Let's create a new variable adding assists, steals, and blocks, and see how that correlates with RPM and Wins.

In [None]:
nba_players_with_salary_df['ASTSTLBLK'] = nba_players_with_salary_df['AST'] + nba_players_with_salary_df['STL'] + nba_players_with_salary_df['BLK']

p = ggplot(nba_players_with_salary_df,aes(x="ASTSTLBLK", y="RPM", color="W")) + geom_point(size=200)
p + xlab("ASTSTLBLK") + ylab("RPM") + ggtitle("NBA Players 2016-2017:  Steals, Real Plus Minus, and Wins")

In [None]:
results = smf.ols('RPM ~ASTSTLBLK', 
                  data=nba_players_with_salary_df).fit()
print(results.summary())

In [None]:
#Now let's look at aststlblk vs wins

results = smf.ols('W ~ASTSTLBLK', 
                  data=nba_players_with_salary_df).fit()
print(results.summary())

In [None]:
p = ggplot(nba_players_with_salary_df,aes(x="AGE", y="ASTSTLBLK", color="RPM")) + geom_point(size=200)
p + xlab("AGE") + ylab("ASTSTLBLK") + ggtitle("NBA Players 2016-2017:  Steals, Age, and Real Plus Minus")

In [None]:
# Number of clusters
k_means = KMeans(n_clusters=3)

# Choose the columns that the clusters will be based upon
cluster_source = nba_players_with_salary_df.loc[:,["RPM", "W", "ASTSTLBLK"]]

# Create the clusters
kmeans = k_means.fit(cluster_source)

# Create a column, 'cluster,' denoting the cluster classification of each row
nba_players_with_salary_df['cluster'] = kmeans.labels_

# Create a scatter plot with colors based on the cluster
ax = sns.lmplot(x="ASTSTLBLK", y="RPM", data=nba_players_with_salary_df,hue="cluster", size=12, fit_reg=False)
ax.set(xlabel='ASTSTLBLK', ylabel='RPM', title="NBA player Wikipedia ASTSTLBLK vs RPM clustered on ASTSTLBLK, W, RPM:  2016-2017 Season")

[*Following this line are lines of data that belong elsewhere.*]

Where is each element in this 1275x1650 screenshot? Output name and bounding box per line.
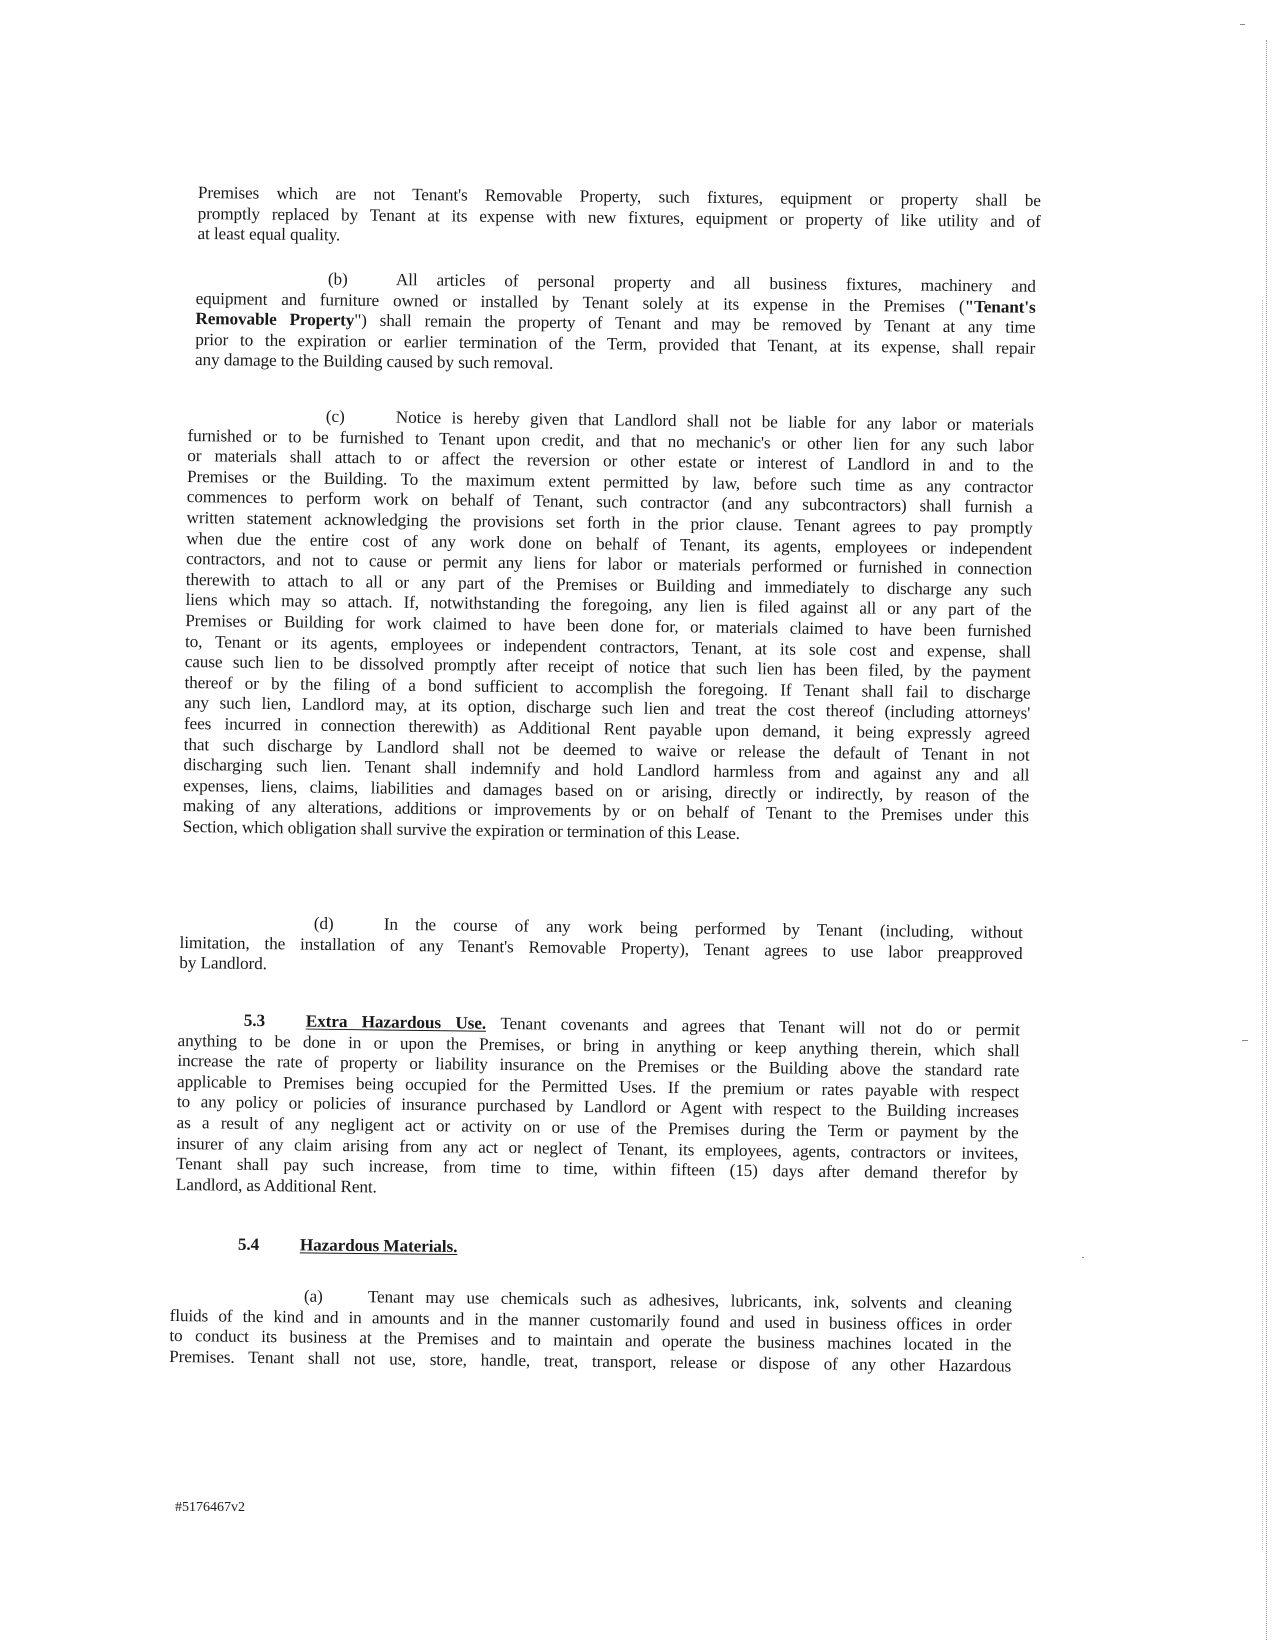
scan-speck	[1240, 24, 1245, 25]
continuation-paragraph: Premises which are not Tenant's Removabl…	[197, 183, 1041, 253]
section-number: 5.4	[238, 1235, 300, 1256]
scan-speck	[1242, 1040, 1248, 1041]
section-title: Hazardous Materials.	[300, 1235, 458, 1256]
section-heading-line: 5.4Hazardous Materials.	[172, 1234, 672, 1260]
paragraph-b: (b)All articles of personal property and…	[195, 268, 1036, 380]
paragraph-c: (c)Notice is hereby given that Landlord …	[183, 405, 1034, 848]
paragraph-label: (a)	[304, 1287, 368, 1308]
paragraph-label: (d)	[314, 914, 384, 936]
scan-edge-artifact	[1262, 300, 1263, 1550]
scan-speck	[1082, 1257, 1084, 1258]
section-5-4-heading: 5.4Hazardous Materials.	[172, 1234, 672, 1260]
document-page: Premises which are not Tenant's Removabl…	[0, 0, 1275, 1650]
section-title: Extra Hazardous Use.	[306, 1012, 486, 1033]
defined-term: "Tenant's	[964, 297, 1035, 317]
section-5-3: 5.3Extra Hazardous Use. Tenant covenants…	[176, 1010, 1020, 1206]
section-number: 5.3	[244, 1011, 306, 1032]
scan-edge-artifact	[1266, 40, 1267, 1640]
paragraph-label: (c)	[326, 407, 396, 428]
defined-term: Removable Property	[195, 309, 354, 330]
document-id-footer: #5176467v2	[175, 1500, 245, 1516]
paragraph-d: (d)In the course of any work being perfo…	[179, 912, 1023, 985]
paragraph-5-4-a: (a)Tenant may use chemicals such as adhe…	[169, 1285, 1012, 1377]
paragraph-label: (b)	[328, 269, 396, 290]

The cluster map above doesn't give us any meaningful results using the aststlblk variable, so let's go back to our central question of how to determine players with RPM > 2.5 with another method: Random Forest Classifier.

In [None]:
bins = [-10, 2.5, np.inf]
labels = ['Low', 'High']
nba_players_with_salary_df['High_RPM'] = pd.cut(nba_players_with_salary_df['RPM'],bins,labels=labels)
nba_players_with_salary_df['High_RPM'].value_counts()

In [None]:
nba_players_with_salary_df["3P%"] = np.where(nba_players_with_salary_df["3P%"].isnull(), 0, nba_players_with_salary_df["3P%"])
nba_players_with_salary_df["FT%"] = np.where(nba_players_with_salary_df["FT%"].isnull(), 0, nba_players_with_salary_df["FT%"])

In [None]:
print(pd.isnull(nba_players_with_salary_df).sum())

In [None]:
#tutorial reference: https://www.datacamp.com/community/tutorials/exploratory-data-analysis-python

X = nba_players_with_salary_df.iloc[:,6:25]
Y = nba_players_with_salary_df.iloc[:,-1]

from sklearn.ensemble import RandomForestClassifier

# Isolate Data, class labels and column values
names = X.columns.values

# Build the model
rfc = RandomForestClassifier()

# Fit the model
rfc.fit(X, Y)

# Print the results
print("Features sorted by their score:")
print(sorted(zip(map(lambda x: round(x, 4), rfc.feature_importances_), names), reverse=True))

The above feature importance shows that FTA, FGA, DRB, FT, and eFG% are also important variables in addition to assists, steals, and blocks.